Just ate lunch with a paperclip again. Seriously, need to invest in plastic forks.
She sang Bad Romance to me. Not really the answer I was looking for.
She can't drink and she can't smoke weed. She might as well be dead to me.
she found out just an hour ago that she might have cervical cancer. either way we're watching 50/50 and taking a shot of patron anytime anyone says cancer.
I tried to convince the Lobo Card people to take my pic with my sunglasses on because I will probably always be this hungover.
At what point does "I'm too high to deal with you right now" stop being rude?
Well it's 2pm. Time for another game of "Who, What, Where". The game where you try to guess who this girl is, what happened last night, and where'd your shit go.

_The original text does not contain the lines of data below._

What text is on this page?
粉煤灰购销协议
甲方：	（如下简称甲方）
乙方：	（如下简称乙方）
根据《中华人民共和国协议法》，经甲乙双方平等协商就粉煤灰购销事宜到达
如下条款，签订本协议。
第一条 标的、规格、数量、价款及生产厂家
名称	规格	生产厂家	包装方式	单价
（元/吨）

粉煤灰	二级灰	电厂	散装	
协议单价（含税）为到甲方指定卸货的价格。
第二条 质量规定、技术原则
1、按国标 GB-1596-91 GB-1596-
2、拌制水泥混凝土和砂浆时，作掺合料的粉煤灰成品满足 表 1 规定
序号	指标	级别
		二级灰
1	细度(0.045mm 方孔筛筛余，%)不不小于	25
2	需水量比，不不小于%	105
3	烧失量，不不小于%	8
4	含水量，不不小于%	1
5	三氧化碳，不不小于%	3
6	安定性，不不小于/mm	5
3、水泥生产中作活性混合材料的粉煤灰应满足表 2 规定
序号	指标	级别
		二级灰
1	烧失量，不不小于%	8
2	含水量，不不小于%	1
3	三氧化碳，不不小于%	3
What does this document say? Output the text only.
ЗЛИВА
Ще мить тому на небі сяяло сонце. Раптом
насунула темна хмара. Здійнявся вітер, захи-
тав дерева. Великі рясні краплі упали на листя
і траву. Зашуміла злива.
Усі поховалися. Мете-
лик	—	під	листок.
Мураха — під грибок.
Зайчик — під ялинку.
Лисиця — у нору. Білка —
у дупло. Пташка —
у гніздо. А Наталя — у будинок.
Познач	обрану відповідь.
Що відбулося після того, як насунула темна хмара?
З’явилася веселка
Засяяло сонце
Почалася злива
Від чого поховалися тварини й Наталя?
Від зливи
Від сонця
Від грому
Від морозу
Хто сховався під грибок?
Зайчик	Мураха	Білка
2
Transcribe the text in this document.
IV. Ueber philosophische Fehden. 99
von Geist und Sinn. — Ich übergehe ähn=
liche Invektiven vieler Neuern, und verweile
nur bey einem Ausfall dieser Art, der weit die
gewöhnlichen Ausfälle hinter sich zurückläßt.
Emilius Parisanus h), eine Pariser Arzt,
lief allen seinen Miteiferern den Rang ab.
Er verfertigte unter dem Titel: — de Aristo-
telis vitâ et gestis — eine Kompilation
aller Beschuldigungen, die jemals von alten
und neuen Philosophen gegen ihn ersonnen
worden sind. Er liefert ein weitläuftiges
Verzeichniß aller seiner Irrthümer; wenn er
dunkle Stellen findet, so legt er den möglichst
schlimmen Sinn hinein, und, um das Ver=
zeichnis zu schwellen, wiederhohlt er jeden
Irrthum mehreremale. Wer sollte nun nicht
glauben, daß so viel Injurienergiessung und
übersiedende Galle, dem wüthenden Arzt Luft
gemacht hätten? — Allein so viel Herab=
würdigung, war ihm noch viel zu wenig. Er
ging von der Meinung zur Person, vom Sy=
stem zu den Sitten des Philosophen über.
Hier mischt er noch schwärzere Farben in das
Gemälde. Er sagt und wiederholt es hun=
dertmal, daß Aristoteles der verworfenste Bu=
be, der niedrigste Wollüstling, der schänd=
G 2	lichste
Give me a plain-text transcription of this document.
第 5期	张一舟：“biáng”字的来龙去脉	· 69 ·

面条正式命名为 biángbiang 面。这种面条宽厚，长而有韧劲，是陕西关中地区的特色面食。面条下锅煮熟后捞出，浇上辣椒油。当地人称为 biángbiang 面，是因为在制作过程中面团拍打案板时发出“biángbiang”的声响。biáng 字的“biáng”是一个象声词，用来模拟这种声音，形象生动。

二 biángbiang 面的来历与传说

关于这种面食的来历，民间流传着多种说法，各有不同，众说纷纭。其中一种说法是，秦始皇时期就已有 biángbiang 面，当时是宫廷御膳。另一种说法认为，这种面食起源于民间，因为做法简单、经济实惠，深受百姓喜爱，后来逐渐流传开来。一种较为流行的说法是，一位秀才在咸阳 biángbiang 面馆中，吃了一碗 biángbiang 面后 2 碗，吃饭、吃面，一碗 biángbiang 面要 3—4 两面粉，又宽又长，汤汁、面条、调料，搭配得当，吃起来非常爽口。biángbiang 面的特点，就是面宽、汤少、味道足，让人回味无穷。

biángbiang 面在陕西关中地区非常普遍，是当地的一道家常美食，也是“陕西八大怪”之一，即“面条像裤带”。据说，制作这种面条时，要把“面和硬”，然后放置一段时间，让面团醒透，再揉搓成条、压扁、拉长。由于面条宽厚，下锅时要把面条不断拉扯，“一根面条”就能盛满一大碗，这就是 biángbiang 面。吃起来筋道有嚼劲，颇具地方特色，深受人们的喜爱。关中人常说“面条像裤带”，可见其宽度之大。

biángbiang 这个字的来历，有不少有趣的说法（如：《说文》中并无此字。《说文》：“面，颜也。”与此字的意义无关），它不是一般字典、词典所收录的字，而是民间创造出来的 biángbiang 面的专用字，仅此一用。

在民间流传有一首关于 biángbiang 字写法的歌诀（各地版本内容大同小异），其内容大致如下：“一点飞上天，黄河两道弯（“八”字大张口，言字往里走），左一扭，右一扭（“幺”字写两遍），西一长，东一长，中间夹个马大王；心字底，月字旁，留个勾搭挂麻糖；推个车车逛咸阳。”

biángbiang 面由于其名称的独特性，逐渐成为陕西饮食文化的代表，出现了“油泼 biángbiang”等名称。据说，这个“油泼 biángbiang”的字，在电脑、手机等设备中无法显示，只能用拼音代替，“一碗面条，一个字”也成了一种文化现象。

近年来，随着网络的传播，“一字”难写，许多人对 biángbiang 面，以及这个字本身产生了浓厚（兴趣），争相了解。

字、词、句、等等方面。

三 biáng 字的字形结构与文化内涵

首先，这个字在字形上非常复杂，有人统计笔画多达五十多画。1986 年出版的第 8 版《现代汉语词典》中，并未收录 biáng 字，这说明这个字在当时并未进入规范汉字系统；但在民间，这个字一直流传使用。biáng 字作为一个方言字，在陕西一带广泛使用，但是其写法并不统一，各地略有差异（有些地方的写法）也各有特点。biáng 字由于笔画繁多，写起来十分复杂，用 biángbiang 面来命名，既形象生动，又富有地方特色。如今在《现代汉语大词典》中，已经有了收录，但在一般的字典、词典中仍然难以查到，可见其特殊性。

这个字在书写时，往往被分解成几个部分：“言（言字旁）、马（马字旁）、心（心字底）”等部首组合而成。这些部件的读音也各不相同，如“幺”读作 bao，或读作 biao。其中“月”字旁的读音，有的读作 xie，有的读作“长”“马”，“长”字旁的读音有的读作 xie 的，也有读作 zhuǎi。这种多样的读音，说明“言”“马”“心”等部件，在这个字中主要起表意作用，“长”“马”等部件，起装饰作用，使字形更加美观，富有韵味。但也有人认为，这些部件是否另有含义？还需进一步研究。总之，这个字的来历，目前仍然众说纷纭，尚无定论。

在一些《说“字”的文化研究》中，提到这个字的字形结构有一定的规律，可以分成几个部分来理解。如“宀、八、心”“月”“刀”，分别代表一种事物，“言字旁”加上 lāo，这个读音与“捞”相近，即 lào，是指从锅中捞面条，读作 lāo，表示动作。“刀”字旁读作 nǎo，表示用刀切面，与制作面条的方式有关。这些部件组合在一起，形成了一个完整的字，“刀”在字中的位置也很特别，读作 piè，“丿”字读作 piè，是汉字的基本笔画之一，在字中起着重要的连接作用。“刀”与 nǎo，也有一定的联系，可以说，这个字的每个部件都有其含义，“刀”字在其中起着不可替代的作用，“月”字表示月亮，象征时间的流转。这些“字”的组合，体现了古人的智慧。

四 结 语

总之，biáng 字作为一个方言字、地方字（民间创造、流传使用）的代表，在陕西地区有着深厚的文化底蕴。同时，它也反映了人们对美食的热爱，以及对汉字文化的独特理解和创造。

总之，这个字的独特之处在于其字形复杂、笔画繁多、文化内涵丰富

I'm going for 1/3 today.
That's better than I've done so far.
preface to our conversation: my vagina hurts.
You're lucky you got out when you did, about an hour later the girl in the Franzia box started wrestling everyone.
I was wondering why he was in my phone as "Cat Guy", he seemed pretty normal. Then when we woke up he was wearing a shirt with a picture of his cat on it. The name stays.
Well, at some point in her life every girl has to decide how much weird she's willing to tolerate for hot tall banker cock
She's passed out with a slice of pizza between her boobs should I just eat it and leave
I'm not in bed, I'm driving and puking at the same time.... first for everything
You can't just drop that I might be walking into a foursome and leave it at that
Good Morning! You are sterile right?